I’m a spy in the house of love
I know the dreams that you’re dreaming on…
I’m the spy. The Doors
A René
El trabajo de Inteligencia de Estado ha padecido de todo, desde el estigma por la delgada línea que separa la obtención de datos del espionaje franco y la vulneración de la privacidad, hasta el mal uso de sus productos informativos con fines de coacción o cooptación a los opositores del gobierno. Sin embargo, el trabajo de Inteligencia de Estado es capital para la construcción de escenarios y toma de decisiones que aseguren la gobernabilidad de las sociedades. Por ello, quienes ejercen el trabajo de inteligencia están obligados a poseer una estatura ética intachable y un carácter profesional fuera de toda duda, ya que el producto de su trabajo puede prevenir y encauzar conflictos públicos, y con ello evitar desgaste para quienes gobiernan, pero también -sobre todo, y más importante- para los gobernados.
El trabajo de Inteligencia de Estado puede definirse como el proceso de obtención, tratamiento, análisis, y entrega de información, que los aparatos (sean civiles, policiacos, o militares) realizan con la finalidad de proveer a las personas encargadas de la administración pública de insumos de datos confiables, oportunos, y veraces, para la toma de decisiones políticas. Al ser una labor de Estado, debe hacerse con la discreción, la forma expedita, y en arreglo a los derechos humanos que el propio Estado se encarga de velar, para que -en el proceso de obtención de información- no se violente ninguna de las garantías individuales, ni de quien recaba, ni de quien se recaba la información.
El fin ético y deontológico de esta información es -indefectiblemente- para abonar a la gobernabilidad. Es decir, para asegurar que los procesos del ejercicio del poder (sea formal, factual, de grupos o facciones) se lleven a cabo dentro del marco legal, sin violentar a ningún sector de la población, y que el conflicto político natural de todas las comunidades no desborde en enardecimiento social. Para ello se da seguimiento a los grupos (sean de presión, de interés, o de coyuntura), a los liderazgos, a los modos del ejercicio del poder, y a la forma en la que la población participa en apoyo o en rechazo de este ejercicio. Así, con esta información, el aparato de gobierno puede tomar decisiones mejor fundamentadas en beneficio colectivo, y en preservación y depuración del propio Estado.
El trabajo de Inteligencia de Estado puede tener otras vertientes distintas de lo meramente político-electoral, y abarcar el espectro de la inteligencia policial para así detectar liderazgos criminales, composición de los grupos delincuenciales, modos de operación, alianzas estratégicas, ubicaciones, y redes de corrupción. Esto es especialmente sensible, porque el crimen organizado a gran escala es -efectivamente- un riesgo de gobernabilidad peor que la misma contienda política. Aquí, el trabajo de inteligencia debe ser aún más escrupuloso, porque los productos informativos de las pesquisas pueden terminar como elementos de cargo en procesos judiciales contra criminales, y el soporte de esa información debe estar totalmente sustentada en el derecho.

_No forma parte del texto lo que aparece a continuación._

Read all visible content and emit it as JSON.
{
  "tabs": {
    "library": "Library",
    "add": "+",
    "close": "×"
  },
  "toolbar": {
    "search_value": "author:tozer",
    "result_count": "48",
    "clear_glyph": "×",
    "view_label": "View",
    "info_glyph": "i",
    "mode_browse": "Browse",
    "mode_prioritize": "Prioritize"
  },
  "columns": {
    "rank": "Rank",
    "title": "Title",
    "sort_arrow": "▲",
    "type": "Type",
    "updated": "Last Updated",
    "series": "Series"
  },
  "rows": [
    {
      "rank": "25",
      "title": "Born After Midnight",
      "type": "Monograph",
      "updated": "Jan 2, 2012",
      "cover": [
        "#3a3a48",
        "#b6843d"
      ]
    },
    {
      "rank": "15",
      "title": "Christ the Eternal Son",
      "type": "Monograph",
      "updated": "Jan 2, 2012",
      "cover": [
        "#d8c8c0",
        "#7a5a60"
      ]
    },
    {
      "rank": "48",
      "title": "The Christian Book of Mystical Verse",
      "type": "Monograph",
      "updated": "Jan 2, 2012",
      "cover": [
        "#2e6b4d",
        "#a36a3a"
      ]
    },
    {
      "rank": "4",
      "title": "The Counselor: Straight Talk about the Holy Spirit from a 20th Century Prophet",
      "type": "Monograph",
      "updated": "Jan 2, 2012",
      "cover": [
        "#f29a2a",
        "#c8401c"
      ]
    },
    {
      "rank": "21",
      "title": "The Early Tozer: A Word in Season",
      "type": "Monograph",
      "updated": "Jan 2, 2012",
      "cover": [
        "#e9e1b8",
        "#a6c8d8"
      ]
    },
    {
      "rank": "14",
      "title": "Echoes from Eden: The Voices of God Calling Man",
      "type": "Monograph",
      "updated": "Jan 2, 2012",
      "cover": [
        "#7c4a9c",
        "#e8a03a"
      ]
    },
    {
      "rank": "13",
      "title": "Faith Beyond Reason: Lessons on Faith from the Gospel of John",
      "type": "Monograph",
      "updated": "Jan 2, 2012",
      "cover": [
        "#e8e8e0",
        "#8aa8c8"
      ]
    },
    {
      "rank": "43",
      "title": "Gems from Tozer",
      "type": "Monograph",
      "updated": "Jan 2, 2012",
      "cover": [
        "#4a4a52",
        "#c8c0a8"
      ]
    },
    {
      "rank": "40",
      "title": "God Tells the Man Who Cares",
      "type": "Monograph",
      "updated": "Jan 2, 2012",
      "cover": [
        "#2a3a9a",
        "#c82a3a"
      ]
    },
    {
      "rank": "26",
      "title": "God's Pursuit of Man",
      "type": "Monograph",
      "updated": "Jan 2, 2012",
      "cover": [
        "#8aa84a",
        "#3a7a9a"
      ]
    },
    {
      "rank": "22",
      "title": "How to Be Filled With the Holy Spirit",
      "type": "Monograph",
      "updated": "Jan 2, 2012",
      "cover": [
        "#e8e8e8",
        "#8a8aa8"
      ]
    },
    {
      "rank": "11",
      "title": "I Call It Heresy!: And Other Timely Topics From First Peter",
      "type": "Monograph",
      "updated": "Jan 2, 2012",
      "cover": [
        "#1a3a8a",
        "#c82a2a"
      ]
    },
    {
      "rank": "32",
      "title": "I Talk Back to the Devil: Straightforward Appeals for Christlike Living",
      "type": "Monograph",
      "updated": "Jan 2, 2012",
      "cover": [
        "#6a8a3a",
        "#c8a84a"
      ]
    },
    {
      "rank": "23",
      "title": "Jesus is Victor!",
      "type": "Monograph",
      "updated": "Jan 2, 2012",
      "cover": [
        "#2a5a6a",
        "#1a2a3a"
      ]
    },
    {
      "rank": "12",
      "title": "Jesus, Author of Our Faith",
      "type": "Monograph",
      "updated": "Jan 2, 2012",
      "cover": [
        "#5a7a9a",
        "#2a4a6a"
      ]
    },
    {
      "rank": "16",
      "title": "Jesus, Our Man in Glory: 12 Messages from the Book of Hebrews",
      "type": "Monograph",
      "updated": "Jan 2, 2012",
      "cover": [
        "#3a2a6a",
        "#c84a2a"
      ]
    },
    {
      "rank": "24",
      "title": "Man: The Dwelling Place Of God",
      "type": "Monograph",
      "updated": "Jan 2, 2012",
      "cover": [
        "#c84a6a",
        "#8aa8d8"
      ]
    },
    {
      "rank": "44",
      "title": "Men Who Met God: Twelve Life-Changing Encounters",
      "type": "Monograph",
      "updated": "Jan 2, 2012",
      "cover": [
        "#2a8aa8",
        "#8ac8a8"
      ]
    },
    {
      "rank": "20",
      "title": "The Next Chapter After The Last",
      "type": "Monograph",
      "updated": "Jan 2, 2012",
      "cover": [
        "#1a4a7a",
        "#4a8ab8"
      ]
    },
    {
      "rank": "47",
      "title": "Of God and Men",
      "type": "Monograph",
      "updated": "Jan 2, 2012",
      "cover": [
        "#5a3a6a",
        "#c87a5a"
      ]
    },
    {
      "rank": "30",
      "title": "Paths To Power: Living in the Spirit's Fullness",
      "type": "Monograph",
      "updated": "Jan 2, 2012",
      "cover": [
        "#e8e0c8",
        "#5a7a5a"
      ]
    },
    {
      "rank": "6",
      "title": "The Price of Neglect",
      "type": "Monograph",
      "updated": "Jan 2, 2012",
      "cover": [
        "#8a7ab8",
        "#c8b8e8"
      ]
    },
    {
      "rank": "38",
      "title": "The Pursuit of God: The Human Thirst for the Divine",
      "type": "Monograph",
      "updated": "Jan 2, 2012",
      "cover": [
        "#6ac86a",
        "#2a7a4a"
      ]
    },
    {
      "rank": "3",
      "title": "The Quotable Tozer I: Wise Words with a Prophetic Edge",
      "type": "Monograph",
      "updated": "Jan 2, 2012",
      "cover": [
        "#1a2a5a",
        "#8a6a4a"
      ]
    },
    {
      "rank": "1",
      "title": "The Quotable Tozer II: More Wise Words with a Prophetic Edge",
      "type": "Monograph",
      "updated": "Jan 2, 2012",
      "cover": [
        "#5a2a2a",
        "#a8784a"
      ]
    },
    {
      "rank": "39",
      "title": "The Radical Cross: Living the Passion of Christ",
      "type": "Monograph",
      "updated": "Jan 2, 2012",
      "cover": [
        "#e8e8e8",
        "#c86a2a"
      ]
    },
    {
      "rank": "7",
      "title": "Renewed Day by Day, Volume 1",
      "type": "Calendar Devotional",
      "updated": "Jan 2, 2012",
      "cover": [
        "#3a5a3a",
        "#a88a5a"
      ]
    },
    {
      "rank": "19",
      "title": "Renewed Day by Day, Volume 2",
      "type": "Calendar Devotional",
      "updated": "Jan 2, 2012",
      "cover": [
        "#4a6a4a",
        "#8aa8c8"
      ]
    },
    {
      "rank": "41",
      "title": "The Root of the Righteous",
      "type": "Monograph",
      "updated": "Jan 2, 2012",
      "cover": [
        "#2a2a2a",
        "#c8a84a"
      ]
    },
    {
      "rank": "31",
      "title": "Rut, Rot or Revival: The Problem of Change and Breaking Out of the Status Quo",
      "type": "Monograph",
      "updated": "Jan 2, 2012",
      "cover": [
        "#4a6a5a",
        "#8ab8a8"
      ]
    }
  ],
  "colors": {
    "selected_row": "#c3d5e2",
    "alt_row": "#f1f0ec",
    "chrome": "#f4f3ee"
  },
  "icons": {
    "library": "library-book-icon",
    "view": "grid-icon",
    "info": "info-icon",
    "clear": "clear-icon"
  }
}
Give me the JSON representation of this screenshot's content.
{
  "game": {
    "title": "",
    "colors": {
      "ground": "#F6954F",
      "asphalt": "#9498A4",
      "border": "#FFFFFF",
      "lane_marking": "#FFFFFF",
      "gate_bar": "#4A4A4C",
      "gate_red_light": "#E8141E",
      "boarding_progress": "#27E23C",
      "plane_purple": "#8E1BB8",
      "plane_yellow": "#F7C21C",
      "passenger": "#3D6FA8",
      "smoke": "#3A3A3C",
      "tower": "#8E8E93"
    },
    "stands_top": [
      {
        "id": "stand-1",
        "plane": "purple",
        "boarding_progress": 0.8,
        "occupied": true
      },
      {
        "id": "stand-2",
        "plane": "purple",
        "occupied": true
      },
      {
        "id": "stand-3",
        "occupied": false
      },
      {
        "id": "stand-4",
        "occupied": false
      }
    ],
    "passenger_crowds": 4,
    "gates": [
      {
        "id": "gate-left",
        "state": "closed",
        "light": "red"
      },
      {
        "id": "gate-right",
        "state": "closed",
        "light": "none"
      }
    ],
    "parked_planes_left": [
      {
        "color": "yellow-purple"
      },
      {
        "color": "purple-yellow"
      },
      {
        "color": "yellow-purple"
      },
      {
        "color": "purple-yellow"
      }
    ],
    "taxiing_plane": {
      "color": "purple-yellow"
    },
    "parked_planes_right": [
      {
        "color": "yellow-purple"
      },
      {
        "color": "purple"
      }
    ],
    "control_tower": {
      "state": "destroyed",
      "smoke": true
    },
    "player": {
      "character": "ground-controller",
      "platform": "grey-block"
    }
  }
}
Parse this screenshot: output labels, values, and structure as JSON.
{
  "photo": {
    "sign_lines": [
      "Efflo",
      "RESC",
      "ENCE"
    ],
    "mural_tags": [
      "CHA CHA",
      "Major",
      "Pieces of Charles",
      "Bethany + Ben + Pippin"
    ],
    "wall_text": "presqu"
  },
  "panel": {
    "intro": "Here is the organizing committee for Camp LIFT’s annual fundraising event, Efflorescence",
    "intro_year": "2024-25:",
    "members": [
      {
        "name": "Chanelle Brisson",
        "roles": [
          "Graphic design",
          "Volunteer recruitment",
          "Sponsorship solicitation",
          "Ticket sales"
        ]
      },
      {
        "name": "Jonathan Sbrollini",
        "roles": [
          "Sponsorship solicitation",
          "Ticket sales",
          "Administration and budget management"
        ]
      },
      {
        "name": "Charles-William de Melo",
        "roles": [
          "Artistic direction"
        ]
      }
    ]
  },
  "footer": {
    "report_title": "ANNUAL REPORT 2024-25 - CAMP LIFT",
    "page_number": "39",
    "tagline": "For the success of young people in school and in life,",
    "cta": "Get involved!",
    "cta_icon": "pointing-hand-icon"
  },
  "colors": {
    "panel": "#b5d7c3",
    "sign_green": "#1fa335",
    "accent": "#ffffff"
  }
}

El Estado debe abonar al fortalecimiento de sus servicios de inteligencia, sobre todo en dos vertientes: la formación táctica y la formación ética. De esto depende que los servicios de inteligencia funcionen sin vulnerar los derechos humanos, con certidumbre, con eficacia y eficiencia. Sin embargo, el trabajo en los servicios de inteligencia es un trabajo ingrato: cuando resulta bien, nadie lo nota; pero cuando resulta mal, es desastroso. Más que desmantelar sus aparatos de inteligencia, el Estado debe elevar sus estándares, rechazar su uso para fines de persecución política, y proveerles de los elementos y la infraestructura para que su trabajo sea seguro, ya que ese trabajo puede llegar, no sólo a encauzar de mejor manera las luchas sociales, sino –incluso- a salvar vidas. Y de eso se trata el Estado, de preservar a nuestro colectivo en medio del conflicto.